HUZUR SAATİM...
HUZUR SAATİM...

Doktor DAN ERICKSON

Doktor DAN ERICKSON

Bu haftaki köşe yazımı doktor Dan Erickson’ a ayırdım.
Durun, hemen milliyetçilik duygularınız kabarmasın; “bizde doktor yok mu ki elin doktorlarının söylemlerini dinleyelim” demeyin.

Dr. Erickson 27 Nisan 2020 tarihinde korona ile ilgili öyle açıklamalar yaptı ki bir çırpıda beş milyon kişinin izlemesine sebep oldu. Benim de dikkatimi bu vesileyle çekti zaten. “3 aydır çeşitli açıklamalar yapan doktor ve bilim insanlarından ne farkı vardı ki oldukça uzun olan konuşma videosu bir anda beş milyon izleyiciye ulaştı?”

Bu arada hemen belirteyim bu video Türkiye’de 15 Mayıs 2020 tarihinde yayınlandı. Dolayısıyla bizler 15 Mayıs tarihinden itibaren türkçeye çevrilmiş olarak  izleme şansı bulduk. Tabii bu arada bu videonun ” uygunsuz!” damgası yiyerek sansürlendiğini de belirtmeliyim. Keza dikkatimi çeken bir diğer konu da bu olmuştu. Bir doktor sansürlenecek kadar uygunsuz olan neler konuşabilirdi ki?

Üstelik masa başı doktoru değil, araştırmacı bir tıp insanı!. Bunu söylemekteki amacım masa başı doktorlarını gücendirmek değil ancak gerçek şu ki; masa başı doktorları kurallara ve belirtilen kalıplara bire bir riayet ederken, araştırmacı tıp  insanlarının daha fazla sorguladığı ve sorgulayıp araştırdıkça da daha somut ve etkin sonuçlara ulaştığı gerçeği. Ayrıca bu sadece tıp alanında değil, tüm meslek gruplarında geçerliliği olan bir kanaattir.

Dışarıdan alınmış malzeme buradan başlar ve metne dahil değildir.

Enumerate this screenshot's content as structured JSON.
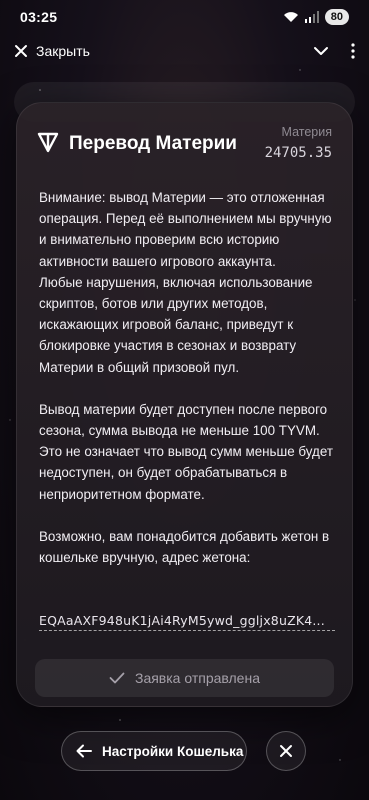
{
  "status_bar": {
    "time": "03:25",
    "battery": "80",
    "icons": [
      "wifi-icon",
      "signal-icon"
    ]
  },
  "top_bar": {
    "close_label": "Закрыть",
    "icons": [
      "close-icon",
      "chevron-down-icon",
      "more-vertical-icon"
    ]
  },
  "card": {
    "title": "Перевод Материи",
    "balance_label": "Материя",
    "balance_value": "24705.35",
    "paragraphs": [
      "Внимание: вывод Материи — это отложенная операция. Перед её выполнением мы вручную и внимательно проверим всю историю активности вашего игрового аккаунта.\nЛюбые нарушения, включая использование скриптов, ботов или других методов, искажающих игровой баланс, приведут к блокировке участия в сезонах и возврату Материи в общий призовой пул.",
      "Вывод материи будет доступен после первого сезона, сумма вывода не меньше 100 TYVM.\nЭто не означает что вывод сумм меньше будет недоступен, он будет обрабатываться в неприоритетном формате.",
      "Возможно, вам понадобится добавить жетон в кошельке вручную, адрес жетона:"
    ],
    "token_address": "EQAaAXF948uK1jAi4RyM5ywd_ggljx8uZK4...",
    "submit_label": "Заявка отправлена"
  },
  "bottom": {
    "wallet_settings_label": "Настройки Кошелька"
  },
  "colors": {
    "background": "#15101a",
    "card": "#2a2228",
    "muted": "#8f8a92"
  }
}
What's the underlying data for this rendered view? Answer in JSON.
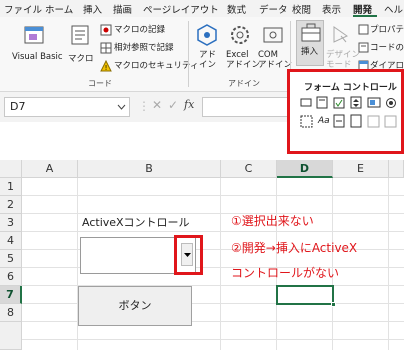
{
  "menu": {
    "items": [
      "ファイル",
      "ホーム",
      "挿入",
      "描画",
      "ページレイアウト",
      "数式",
      "データ",
      "校閲",
      "表示",
      "開発",
      "ヘルプ"
    ],
    "active": "開発"
  },
  "ribbon": {
    "code_group": {
      "visual_basic": "Visual Basic",
      "macro": "マクロ",
      "record_macro": "マクロの記録",
      "relative_ref": "相対参照で記録",
      "macro_security": "マクロのセキュリティ",
      "label": "コード"
    },
    "addin_group": {
      "addin": "アド\nイン",
      "excel_addin": "Excel\nアドイン",
      "com_addin": "COM\nアドイン",
      "label": "アドイン"
    },
    "controls_group": {
      "insert": "挿入",
      "design_mode": "デザイン\nモード",
      "properties": "プロパティ",
      "view_code": "コードの表示",
      "dialog": "ダイアログ"
    }
  },
  "insert_dropdown": {
    "title": "フォーム コントロール",
    "aa_label": "Aa"
  },
  "formula_bar": {
    "name_box": "D7",
    "fx": "fx"
  },
  "sheet": {
    "columns": [
      "A",
      "B",
      "C",
      "D",
      "E"
    ],
    "rows": [
      "1",
      "2",
      "3",
      "4",
      "5",
      "6",
      "7",
      "8"
    ],
    "active_cell": "D7"
  },
  "content": {
    "label_activex": "ActiveXコントロール",
    "button_label": "ボタン",
    "note1": "①選択出来ない",
    "note2": "②開発→挿入にActiveX",
    "note3": "コントロールがない"
  }
}
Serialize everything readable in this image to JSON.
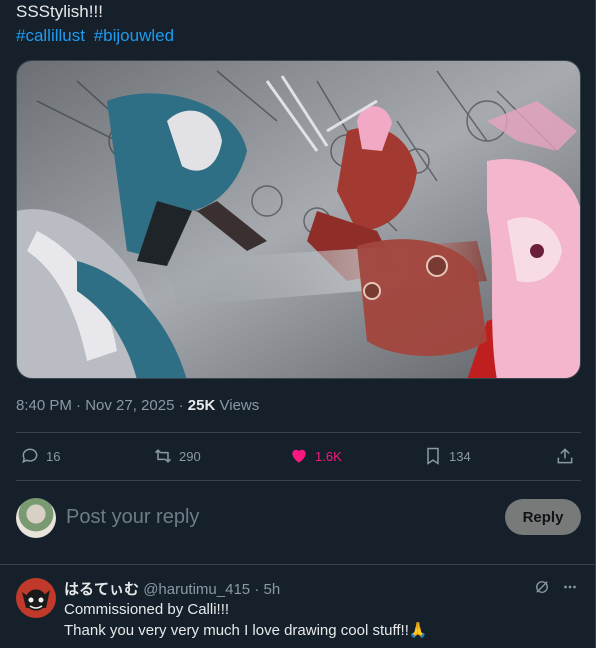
{
  "tweet": {
    "text": "SSStylish!!!",
    "hashtags": [
      "#callillust",
      "#bijouwled"
    ],
    "time": "8:40 PM",
    "date": "Nov 27, 2025",
    "views_count": "25K",
    "views_label": "Views"
  },
  "media": {
    "description": "manga-style illustration with two characters and a crowd of figures",
    "colors": {
      "teal": "#2f6f86",
      "red": "#b02a2a",
      "pink": "#f0a8c8",
      "gray": "#9aa0a6"
    }
  },
  "actions": {
    "replies": "16",
    "reposts": "290",
    "likes": "1.6K",
    "bookmarks": "134"
  },
  "compose": {
    "placeholder": "Post your reply",
    "button": "Reply"
  },
  "reply": {
    "name": "はるてぃむ",
    "handle": "@harutimu_415",
    "time": "5h",
    "lines": [
      "Commissioned by Calli!!!",
      "Thank you very very much I love drawing cool stuff!!🙏"
    ]
  },
  "colors": {
    "background": "#15202b",
    "accent": "#1d9bf0",
    "like": "#f91880",
    "muted": "#8b98a5"
  }
}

Şimdi gelelim Dr. Dan Erickson’ın ve Dr. Artin Massihi’ nin yaptığı açıklamalardan alıntıları sunmaya.

Bu tespitleri bilim ışığında iki doktor yapmış olsa da izlediğim videoda en fazla ve etkin konuşan ve en çok sorunun ona gelmesi sebebiyle ben Dr. Erickson’ı öne çıkarmayı tercih ettim.

Her iki doktor da mikrobiyoloji, biyokimya ve Bağışıklık Bilimi konusunda yirmişer yıl deneyim yapmış ve halen aktif olarak çalışan doktorlar. Dr. Erickson’ a göre; toplamda 40 yıllık tecrübenin bilime dayalı göstergesidir yaptıkları açıklama.

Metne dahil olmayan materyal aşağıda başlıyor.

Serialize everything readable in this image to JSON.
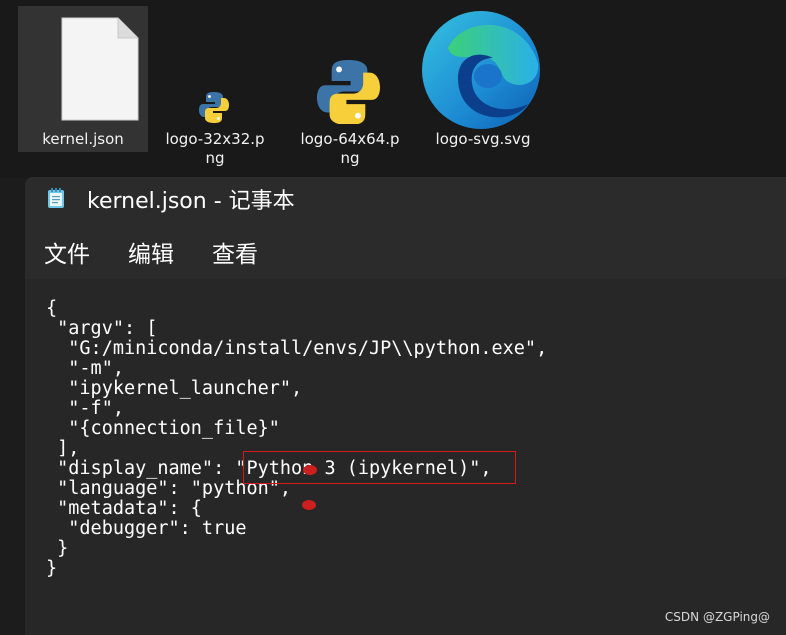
{
  "desktop": {
    "files": [
      {
        "name": "kernel.json",
        "selected": true,
        "icon": "text-file-icon"
      },
      {
        "name": "logo-32x32.png",
        "selected": false,
        "icon": "python-logo-icon"
      },
      {
        "name": "logo-64x64.png",
        "selected": false,
        "icon": "python-logo-icon"
      },
      {
        "name": "logo-svg.svg",
        "selected": false,
        "icon": "edge-browser-icon"
      }
    ]
  },
  "notepad": {
    "title": "kernel.json - 记事本",
    "app_icon": "notepad-icon",
    "menu": [
      "文件",
      "编辑",
      "查看"
    ],
    "content_lines": [
      "{",
      " \"argv\": [",
      "  \"G:/miniconda/install/envs/JP\\\\python.exe\",",
      "  \"-m\",",
      "  \"ipykernel_launcher\",",
      "  \"-f\",",
      "  \"{connection_file}\"",
      " ],",
      " \"display_name\": \"Python 3 (ipykernel)\",",
      " \"language\": \"python\",",
      " \"metadata\": {",
      "  \"debugger\": true",
      " }",
      "}"
    ]
  },
  "watermark": "CSDN @ZGPing@",
  "colors": {
    "highlight": "#d11b1b",
    "background": "#272727"
  }
}
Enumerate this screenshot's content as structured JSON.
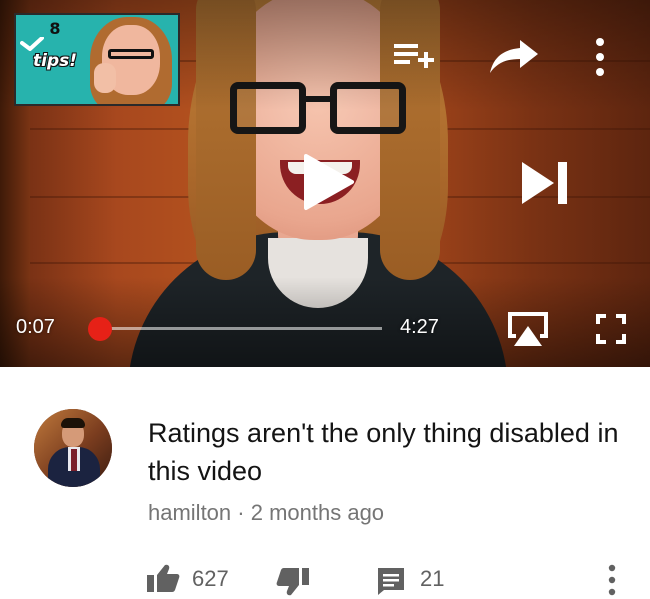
{
  "player": {
    "thumbnail": {
      "number": "8",
      "label": "tips!"
    },
    "current_time": "0:07",
    "total_time": "4:27",
    "progress": 0.026,
    "icons": {
      "add_to_queue": "add-to-queue-icon",
      "share": "share-icon",
      "more": "more-vert-icon",
      "play": "play-icon",
      "next": "skip-next-icon",
      "airplay": "airplay-icon",
      "fullscreen": "fullscreen-icon"
    },
    "accent_color": "#e62117"
  },
  "comment": {
    "text": "Ratings aren't the only thing disabled in this video",
    "author": "hamilton",
    "separator": "·",
    "time": "2 months ago",
    "likes": "627",
    "replies": "21"
  }
}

Videodaki konuşulan konunun ana başlıklarını şu şekilde özetliyor iki doktor:

-Bilime dayalı istatistikler
-Karantinanın neden olduğu ikincil etkiler
-Covid 19 ile grip kıyaslaması
-Bağışıklık sistemi
-Bulaşıcılık
-Yanıltıcı ölüm sebebi ve doktorlar üzerindeki baskı
-Aşırı önlemler ve karantina
-Bağışıklık sistemi, yetişkin ve bebeklerdeki karantina
-Karantinanın yan etkileri
-Okullar ve iş yerlerinin durumu
-Sonuç.

Konuşmanın hemen giriş bölümünde kendilerini tanıtan doktorlardan Amerika’da görev yapan Norveç asıllı Dr. Dan Erickson karantina altına alınan ve alınmayan Norveç ve İsveç’ten bilimsel ve rakamsal verileri sunarak çok çarpıcı sonuçlara ulaştıklarını da açıklıyor!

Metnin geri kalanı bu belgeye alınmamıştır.